Though the unions are right to concentrate on immediate demands that might save the livelihoods of over 6,000 Midlands workers and a further 20,000 employed by Rover’s suppliers the only solution that can guarantee continued employment at the Longbridge plant is nationalisation. This is what the Labour Government did in 1975 when it effectively nationalised the old British Leyland Motor Corporation to stave off bankruptcy.
British Leyland was once a manufacturing giant owning nearly 40 manufacturing plants across the country. The process of asset-stripping and sell-out began when it was still under state-control and continued after BL was privatised by the Tories in 1988. But everyone who owned Leyland’s, down to the rump MG Rover company which is its direct successor, made fortunes except for the workers who built all the cars.
The vultures who bought the MG Rover Group for £10 five years ago, in another “rescue” operation, milked it for around £160 million to cover their own pay and pension contributions. While there’s pressure to get them to disgorge some of their loot to help the company’s creditors, this is little comfort to the workers who have been told that the most they can expect from redundancy is £280 for each year of service up to a maximum of 12 years.

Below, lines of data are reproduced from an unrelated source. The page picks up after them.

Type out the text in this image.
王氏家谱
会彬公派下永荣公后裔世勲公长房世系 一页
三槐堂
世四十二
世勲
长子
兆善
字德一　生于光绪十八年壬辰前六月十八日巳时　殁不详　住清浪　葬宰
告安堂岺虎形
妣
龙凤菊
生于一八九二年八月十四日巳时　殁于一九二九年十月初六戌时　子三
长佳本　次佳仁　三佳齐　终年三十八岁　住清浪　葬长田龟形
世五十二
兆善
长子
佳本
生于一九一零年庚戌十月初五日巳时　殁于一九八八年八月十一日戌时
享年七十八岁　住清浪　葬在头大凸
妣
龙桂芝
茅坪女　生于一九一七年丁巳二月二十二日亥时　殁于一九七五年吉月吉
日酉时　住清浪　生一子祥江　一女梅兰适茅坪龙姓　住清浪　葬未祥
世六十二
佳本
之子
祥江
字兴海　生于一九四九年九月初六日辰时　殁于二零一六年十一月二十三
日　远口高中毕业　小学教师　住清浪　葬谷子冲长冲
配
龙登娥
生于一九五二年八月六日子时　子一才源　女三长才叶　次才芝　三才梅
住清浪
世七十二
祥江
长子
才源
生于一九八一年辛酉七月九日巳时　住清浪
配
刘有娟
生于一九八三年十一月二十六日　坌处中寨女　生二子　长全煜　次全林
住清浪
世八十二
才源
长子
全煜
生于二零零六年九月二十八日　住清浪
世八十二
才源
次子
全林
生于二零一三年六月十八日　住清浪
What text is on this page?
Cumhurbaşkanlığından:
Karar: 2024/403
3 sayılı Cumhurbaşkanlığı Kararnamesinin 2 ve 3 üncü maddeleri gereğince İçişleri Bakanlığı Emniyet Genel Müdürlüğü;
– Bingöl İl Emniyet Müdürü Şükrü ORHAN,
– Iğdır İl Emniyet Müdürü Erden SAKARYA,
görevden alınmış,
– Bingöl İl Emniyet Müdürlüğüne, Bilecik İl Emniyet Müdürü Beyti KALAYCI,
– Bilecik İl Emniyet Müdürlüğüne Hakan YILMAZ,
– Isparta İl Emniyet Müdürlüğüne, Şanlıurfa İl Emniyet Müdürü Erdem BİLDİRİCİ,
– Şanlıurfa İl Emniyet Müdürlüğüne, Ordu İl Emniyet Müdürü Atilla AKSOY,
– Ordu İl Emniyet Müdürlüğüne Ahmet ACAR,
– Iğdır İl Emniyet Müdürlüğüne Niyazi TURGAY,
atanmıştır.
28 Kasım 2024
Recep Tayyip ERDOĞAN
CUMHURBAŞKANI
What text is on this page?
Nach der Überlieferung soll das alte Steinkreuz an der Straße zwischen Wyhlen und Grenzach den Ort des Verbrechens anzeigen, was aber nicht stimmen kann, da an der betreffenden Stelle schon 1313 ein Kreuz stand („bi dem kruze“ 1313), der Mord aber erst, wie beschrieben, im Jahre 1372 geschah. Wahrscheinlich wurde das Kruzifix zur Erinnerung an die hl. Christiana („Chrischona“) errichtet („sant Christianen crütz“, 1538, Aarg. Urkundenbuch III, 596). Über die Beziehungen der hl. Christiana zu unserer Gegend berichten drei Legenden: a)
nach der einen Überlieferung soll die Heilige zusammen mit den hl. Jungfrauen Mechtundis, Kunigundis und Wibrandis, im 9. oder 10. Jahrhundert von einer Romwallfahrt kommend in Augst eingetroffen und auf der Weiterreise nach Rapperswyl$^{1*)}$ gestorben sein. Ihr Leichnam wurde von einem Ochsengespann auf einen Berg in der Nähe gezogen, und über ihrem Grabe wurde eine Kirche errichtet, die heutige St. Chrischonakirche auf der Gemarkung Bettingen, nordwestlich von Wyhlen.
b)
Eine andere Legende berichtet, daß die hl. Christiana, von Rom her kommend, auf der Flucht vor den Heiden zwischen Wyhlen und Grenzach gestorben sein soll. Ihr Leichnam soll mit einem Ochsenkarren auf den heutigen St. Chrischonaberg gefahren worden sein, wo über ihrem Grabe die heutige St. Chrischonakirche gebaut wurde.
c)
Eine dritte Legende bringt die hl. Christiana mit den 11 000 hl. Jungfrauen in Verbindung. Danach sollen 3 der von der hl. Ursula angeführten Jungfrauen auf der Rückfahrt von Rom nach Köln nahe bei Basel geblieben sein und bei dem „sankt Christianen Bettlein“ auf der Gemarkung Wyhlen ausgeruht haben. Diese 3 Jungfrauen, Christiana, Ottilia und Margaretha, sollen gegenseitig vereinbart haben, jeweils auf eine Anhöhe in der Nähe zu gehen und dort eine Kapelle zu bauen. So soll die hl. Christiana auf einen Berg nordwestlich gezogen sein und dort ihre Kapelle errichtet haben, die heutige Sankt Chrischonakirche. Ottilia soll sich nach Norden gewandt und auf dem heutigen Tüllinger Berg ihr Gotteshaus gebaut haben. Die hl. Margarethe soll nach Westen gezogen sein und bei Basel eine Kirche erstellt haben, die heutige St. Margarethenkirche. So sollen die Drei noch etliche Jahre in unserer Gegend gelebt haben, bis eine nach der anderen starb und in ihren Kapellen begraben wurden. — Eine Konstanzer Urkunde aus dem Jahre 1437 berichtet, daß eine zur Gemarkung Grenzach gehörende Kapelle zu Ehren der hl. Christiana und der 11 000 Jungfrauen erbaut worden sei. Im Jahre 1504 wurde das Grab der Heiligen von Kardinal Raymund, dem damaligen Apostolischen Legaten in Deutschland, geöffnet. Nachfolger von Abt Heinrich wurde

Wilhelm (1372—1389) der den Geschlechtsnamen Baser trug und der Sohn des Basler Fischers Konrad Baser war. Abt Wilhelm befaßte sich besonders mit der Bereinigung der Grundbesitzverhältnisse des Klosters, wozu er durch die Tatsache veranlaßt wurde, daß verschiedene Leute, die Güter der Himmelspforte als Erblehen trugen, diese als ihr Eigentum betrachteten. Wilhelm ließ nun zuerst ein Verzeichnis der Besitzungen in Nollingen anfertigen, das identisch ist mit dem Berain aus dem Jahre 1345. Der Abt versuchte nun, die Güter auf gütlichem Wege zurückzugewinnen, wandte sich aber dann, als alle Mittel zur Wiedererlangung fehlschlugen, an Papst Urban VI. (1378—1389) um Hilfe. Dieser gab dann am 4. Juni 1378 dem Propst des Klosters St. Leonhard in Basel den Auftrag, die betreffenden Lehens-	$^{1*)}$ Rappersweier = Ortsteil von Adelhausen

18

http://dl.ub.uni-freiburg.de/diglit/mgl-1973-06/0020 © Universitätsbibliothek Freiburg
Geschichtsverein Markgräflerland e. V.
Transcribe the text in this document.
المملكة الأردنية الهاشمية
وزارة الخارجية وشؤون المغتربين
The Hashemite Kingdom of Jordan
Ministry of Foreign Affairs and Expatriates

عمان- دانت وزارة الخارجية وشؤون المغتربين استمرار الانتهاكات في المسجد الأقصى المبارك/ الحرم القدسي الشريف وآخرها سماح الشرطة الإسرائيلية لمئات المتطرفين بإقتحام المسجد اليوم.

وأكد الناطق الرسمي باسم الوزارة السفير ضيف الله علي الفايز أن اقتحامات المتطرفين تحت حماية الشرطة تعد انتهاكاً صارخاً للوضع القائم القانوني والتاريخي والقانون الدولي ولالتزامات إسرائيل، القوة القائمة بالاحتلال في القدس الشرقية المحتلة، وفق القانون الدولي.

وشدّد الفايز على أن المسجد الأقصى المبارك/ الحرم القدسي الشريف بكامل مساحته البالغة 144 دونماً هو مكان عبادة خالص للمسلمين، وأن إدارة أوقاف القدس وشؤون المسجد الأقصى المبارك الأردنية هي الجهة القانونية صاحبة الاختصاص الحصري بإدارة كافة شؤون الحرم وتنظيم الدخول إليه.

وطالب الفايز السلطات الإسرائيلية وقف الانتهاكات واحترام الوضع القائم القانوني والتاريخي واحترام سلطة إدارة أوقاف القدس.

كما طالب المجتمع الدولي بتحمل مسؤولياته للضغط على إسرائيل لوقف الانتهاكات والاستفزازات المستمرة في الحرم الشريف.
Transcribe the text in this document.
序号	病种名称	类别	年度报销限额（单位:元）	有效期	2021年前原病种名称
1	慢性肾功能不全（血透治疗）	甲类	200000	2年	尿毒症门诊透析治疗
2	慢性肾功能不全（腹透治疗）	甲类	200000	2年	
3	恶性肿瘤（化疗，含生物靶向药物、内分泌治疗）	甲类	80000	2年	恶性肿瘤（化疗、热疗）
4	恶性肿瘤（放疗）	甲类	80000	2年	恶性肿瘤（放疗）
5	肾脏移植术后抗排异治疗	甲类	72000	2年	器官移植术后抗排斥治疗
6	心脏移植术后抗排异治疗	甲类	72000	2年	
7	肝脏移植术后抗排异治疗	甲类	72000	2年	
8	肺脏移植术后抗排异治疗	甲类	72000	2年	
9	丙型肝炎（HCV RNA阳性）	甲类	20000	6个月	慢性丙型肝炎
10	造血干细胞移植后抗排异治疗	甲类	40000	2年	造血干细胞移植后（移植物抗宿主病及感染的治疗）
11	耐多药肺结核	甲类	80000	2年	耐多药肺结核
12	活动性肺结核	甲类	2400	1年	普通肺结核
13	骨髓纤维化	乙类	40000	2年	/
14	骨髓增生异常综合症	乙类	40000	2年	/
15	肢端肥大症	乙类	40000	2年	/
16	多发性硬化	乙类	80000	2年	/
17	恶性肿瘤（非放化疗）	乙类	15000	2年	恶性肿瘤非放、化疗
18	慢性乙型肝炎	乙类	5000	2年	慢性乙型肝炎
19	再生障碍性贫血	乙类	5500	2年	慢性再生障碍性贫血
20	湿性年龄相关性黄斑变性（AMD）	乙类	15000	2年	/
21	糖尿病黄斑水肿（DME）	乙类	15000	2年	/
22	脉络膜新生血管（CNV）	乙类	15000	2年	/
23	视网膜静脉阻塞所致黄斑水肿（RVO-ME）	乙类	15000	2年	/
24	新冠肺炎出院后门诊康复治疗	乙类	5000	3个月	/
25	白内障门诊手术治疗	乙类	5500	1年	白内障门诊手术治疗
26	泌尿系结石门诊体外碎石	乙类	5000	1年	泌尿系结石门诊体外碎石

The capitalists and their “New Labour” apologists claim that private enterprise is for the good of the country and the workers. MG Rover proves that all capitalism is good for is the capitalists themselves. They make their millions out of the labour of others and the workers just get their weekly wage to make a living and leave the factory no better off than when they first clocked in.
Britain’s manufacturing base can only survive through massive re-investment but the capitalist class as a whole see no purpose in diverting their fortunes into this arena when there are much richer pickings to be made through speculation and overseas investment.
Nationalising MG Rover would safeguard production and enable a new public company to resume joint-venture talks with Shanghai Automotive on a realistic basis. But nationalising the plant by itself would not solve the long-term problems of the British manufacturing. Only the nationalisation of the entire motor industry and the entire manufacturing base, including the high-tech aerospace industry can secure a future for the workers.
The restoration of the old public sector as it existed in 1979, including the entire telecom industry would provide millions for the modernisation of our factories, the restoration of the National Health Service and the provision of a decent standard of living for every worker in a country that we are constantly told is the fourth richest in the world.